Berkas Perkara Benny Tjokro dkk Dinyatakan Lengkap

CNN Indonesia | Rabu, 13/05/2020 01:22 WIB
Gedung Jampidsus Kejaksaan Agung RI, Jakarta, 21 Januari 2015. CNN Indonesia/Adhi Wicaksono. Kejaksaan Agung menyebut berkas lima tersangka kasus korupsi Jiwasraya telah lengkap. Ilustrasi. (Adhi Wicaksono).
Jakarta, CNN Indonesia -- Penyidik pada Jaksa Agung Muda Pidana Khusus merampungkan pemberkasan tahap satu untuk lima tersangka kasus dugaan korupsi PT Asuransi Jiwasraya (Persero). Artinya, perkara tersebut dalam waktu dekat akan dapat segera disidangkan.

"Direktur Penuntutan pada Jampidsus memberitahukan bahwa lima berkas perkara sudah dinyatakan lengkap dan memenuhi syarat formil dan materiil untuk dilimpahkan ke pengadilan (P-21)," kata Kepala Pusat Penerangan Hukum Kejaksaan Agung, Hari Setiyono melalui keterangan resmi, Selasa (11/5).

Para tersangka itu, katanya, antara lain Direktur Utama PT Hanson International, Benny Tjokrosaputro dan Presiden Komisaris PT Trada Alam Minera (Tram) Heru Hidayat yang akan dijerat dengan pasal tindak pidana korupsi dan juga tindak pidana pencucian uang (TPPU).


Kemudian, eks Direktur Keuangan PT Asuransi Jiwasraya Hary Prasetyo, mantan Direktur Utama PT Asuransi Jiwasraya Hendrisman Rahim dan eks Kepala Divisi Investasi dan Keuangan pada PT Asuransi Jiwasraya Syahmirwan yang akan dijerat dengan pasal tindak pidana korupsi saja.

Penyidik, lanjut Hari, akan melanjutkan proses tersebut dengan pelimpahan perkara tahap kedua.

Infografis Kronologi Jiwasraya Gagal Bayar KlaimFoto: CNNIndonesia/Basith Subastian
"Penyidik akan melakukan serah terima tersangka dan barang bukti dari penyidik ke Penuntut Umum," lanjut Hari.

Dalam perkara ini, satu tersangka lain, yakni Direktur PT Maxima Integra, Joko Hartono Tirto masih menjalani proses pemeriksaan. Pasalnya, Joko merupakan tersangka paling akhir yang ditetapkan oleh Kejaksaan Agung.
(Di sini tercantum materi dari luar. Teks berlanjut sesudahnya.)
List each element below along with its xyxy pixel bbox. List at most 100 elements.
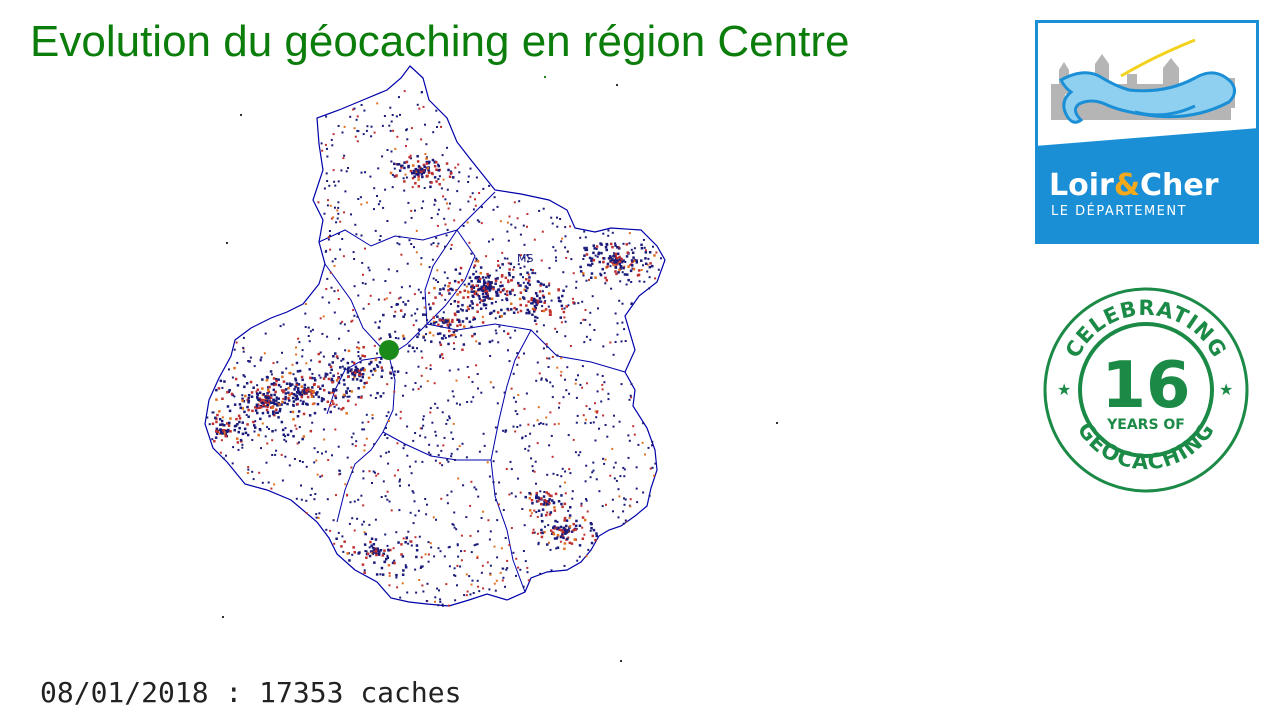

Pada pemeriksaan terakhir, Senin (11/5), penyidik memanggil empat orang saksi yang diduga terkait dengan dugaan korupsi yang menjerat perusahaan pelat merah tersebut dan untuk melengkapi pembuktian berkas perkara atas nama tersangka JHT.

Ia merinci para saksi itu adalah eks Kepala Eksekutif Pasar Modal pada Otoritas Jasa Keuangan (OJK) Nurhaida, kemudian eks Kepala Eksekutif IKNB pada OJK Firdaus Djaelani, Eks Kepala Eksekutif Pengawasan Pasar Modal OJK Hoese, dan terakhir Kepala Kantor Kas PT. Bank China Construction Indonesia di Permata Kuningan, Diah Puspita Ningrum.

"Dari 4 orang saksi yang diperiksa, 3 orang saksi yang merupakan mantan pejabat pada OJK dan 1 dari bank yang terafiliasi dalam proses jual beli saham dalam pengelolaan keuangan dan dana investasi pada PT. Asuransi Jiwasraya," pungkas Hari.

Sebagai informasi, perkara Jiwasraya ini telah mencuat usai perusahaan asuransi itu gagal membayarkan dana nasabah yang dijanjikan pada salah satu produk investasi yang mereka jual.

[Gambas:Video CNN]
Penyidik menduga, telah terjadi proses 'goreng-menggoreng' saham, atau membuat suatu kondisi yang mempengaruhi nilai saham perusahaan itu sehingga menguntungkan salah satu pihak.

Badan Pemeriksa Keuangan (BPK) mencatat kerugian negara karena tindak Pidana Korupsi PT Asuransi Jiwasraya mencapai Rp16,9 triliun atau hampir mencapai Rp17 triliun yang merupakan nilai penghitungan sementara penyidik Kejaksaan Agung.